Is 25 amendment invoked in USA against trump
Executive summary
The 25th Amendment has been repeatedly discussed as a route to remove Donald Trump, most prominently after the January 6, 2021, Capitol attack and again in 2025 after controversial remarks, but it has never actually been invoked to involuntarily remove a president — including against Trump [1] [2] [3].
1. What the 25th Amendment is and how it works
The Twenty-Fifth Amendment, ratified in 1967, provides rules for presidential succession and for temporary or permanent transfer of presidential power when a president is "unable to discharge the powers and duties" of the office; it contains both a voluntary transfer mechanism (Section 3) used briefly for routine medical procedures and an involuntary process (Section 4) that requires the vice president and a majority of the Cabinet to declare the president incapacitated and, if contested, a congressional decision—an intentionally rigorous, political-legal procedure described in the constitutional text and congressional commentaries [4] [5].
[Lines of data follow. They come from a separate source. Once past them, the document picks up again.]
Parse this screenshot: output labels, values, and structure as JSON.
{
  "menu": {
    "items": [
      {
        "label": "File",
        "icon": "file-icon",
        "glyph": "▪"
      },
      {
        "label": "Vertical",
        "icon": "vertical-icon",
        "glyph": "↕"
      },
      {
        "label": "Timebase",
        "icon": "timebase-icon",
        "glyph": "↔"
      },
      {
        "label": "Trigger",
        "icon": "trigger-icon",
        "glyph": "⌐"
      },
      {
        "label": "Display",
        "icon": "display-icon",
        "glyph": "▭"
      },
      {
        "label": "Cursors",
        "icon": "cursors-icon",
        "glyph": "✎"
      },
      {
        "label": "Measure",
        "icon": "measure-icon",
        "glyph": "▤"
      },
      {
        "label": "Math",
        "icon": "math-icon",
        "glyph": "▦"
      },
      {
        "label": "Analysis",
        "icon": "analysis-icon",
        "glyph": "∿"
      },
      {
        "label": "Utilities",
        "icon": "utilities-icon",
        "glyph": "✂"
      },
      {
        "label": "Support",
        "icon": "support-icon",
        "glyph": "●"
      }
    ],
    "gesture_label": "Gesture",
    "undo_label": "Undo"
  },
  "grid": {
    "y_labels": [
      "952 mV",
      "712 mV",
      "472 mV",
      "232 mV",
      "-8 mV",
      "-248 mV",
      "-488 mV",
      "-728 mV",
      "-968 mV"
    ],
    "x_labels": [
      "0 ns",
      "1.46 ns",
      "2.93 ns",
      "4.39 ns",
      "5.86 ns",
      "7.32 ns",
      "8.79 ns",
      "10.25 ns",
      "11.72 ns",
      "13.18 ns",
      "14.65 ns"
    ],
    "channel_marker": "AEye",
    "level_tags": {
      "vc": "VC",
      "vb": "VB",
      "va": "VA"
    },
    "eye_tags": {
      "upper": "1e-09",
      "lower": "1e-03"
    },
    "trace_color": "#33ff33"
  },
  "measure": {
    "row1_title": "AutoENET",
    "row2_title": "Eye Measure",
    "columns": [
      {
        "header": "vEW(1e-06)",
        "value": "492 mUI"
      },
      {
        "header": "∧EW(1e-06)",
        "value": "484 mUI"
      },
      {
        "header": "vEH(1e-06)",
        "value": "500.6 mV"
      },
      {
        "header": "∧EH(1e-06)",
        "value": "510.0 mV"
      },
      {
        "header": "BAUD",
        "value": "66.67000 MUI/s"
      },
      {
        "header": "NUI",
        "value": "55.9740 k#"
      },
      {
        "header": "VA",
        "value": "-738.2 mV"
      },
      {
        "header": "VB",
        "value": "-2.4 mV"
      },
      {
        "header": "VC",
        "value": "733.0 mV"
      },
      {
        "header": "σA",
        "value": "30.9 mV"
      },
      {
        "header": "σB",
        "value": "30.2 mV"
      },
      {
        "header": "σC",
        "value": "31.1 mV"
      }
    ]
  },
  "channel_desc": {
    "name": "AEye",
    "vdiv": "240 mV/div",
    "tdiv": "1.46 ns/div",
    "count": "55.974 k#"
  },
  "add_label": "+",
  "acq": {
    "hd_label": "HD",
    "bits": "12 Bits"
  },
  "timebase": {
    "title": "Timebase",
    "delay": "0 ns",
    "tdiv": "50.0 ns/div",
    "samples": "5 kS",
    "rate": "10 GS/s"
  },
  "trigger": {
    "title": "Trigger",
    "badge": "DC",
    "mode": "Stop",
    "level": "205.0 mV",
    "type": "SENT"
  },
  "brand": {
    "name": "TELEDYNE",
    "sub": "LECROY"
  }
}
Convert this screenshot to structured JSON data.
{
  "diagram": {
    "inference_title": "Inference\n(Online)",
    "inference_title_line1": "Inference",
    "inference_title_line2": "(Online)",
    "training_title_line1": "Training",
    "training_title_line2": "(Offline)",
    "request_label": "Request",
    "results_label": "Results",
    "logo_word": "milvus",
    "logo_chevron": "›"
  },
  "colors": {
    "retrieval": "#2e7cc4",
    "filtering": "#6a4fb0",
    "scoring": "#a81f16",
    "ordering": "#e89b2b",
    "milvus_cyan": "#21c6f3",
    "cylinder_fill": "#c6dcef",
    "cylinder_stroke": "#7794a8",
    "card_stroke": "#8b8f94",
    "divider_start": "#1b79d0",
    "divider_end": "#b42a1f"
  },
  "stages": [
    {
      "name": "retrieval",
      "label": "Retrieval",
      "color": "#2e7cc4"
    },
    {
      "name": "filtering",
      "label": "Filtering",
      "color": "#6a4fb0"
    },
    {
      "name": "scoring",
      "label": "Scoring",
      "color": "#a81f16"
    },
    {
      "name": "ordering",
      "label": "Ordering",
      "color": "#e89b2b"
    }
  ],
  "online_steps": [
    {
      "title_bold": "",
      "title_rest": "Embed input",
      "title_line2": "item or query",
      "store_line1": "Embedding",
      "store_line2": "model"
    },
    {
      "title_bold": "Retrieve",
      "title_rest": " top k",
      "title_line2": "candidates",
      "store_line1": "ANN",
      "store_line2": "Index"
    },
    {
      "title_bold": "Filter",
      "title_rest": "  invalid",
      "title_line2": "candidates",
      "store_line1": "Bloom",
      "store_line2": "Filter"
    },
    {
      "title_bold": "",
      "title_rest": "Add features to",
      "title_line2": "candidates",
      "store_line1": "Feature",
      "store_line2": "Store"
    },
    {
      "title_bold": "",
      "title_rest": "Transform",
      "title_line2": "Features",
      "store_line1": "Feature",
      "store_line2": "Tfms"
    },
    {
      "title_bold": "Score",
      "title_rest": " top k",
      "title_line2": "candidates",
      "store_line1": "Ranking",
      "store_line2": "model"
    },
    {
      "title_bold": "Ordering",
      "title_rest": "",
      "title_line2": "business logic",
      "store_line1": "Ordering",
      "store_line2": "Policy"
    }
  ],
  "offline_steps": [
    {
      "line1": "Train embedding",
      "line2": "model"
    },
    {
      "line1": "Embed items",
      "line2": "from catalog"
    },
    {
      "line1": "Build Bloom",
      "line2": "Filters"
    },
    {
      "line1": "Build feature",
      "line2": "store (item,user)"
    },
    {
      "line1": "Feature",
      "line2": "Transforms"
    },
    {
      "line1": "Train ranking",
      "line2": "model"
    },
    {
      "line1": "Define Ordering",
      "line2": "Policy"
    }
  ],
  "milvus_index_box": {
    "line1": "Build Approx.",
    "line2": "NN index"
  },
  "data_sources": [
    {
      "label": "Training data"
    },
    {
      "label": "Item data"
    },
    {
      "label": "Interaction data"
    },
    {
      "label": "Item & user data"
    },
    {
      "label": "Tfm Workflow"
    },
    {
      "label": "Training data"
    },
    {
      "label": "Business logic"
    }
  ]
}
2. Calls to invoke it against Trump: history of pressure, not invocation
Following the January 6, 2021, insurrection, numerous Democrats and some Republicans urged Vice President Mike Pence and the Cabinet to use Section 4 to remove President Trump, and congressional leaders explored the possibility as an alternative or complement to impeachment; similar public calls resurfaced in 2025 after remarks that prompted Illinois Governor J.B. Pritzker and others to urge invocation, and commentators and institutions — from Brookings to state governors — have advocated activation at various moments [6] [7] [3] [8] [9].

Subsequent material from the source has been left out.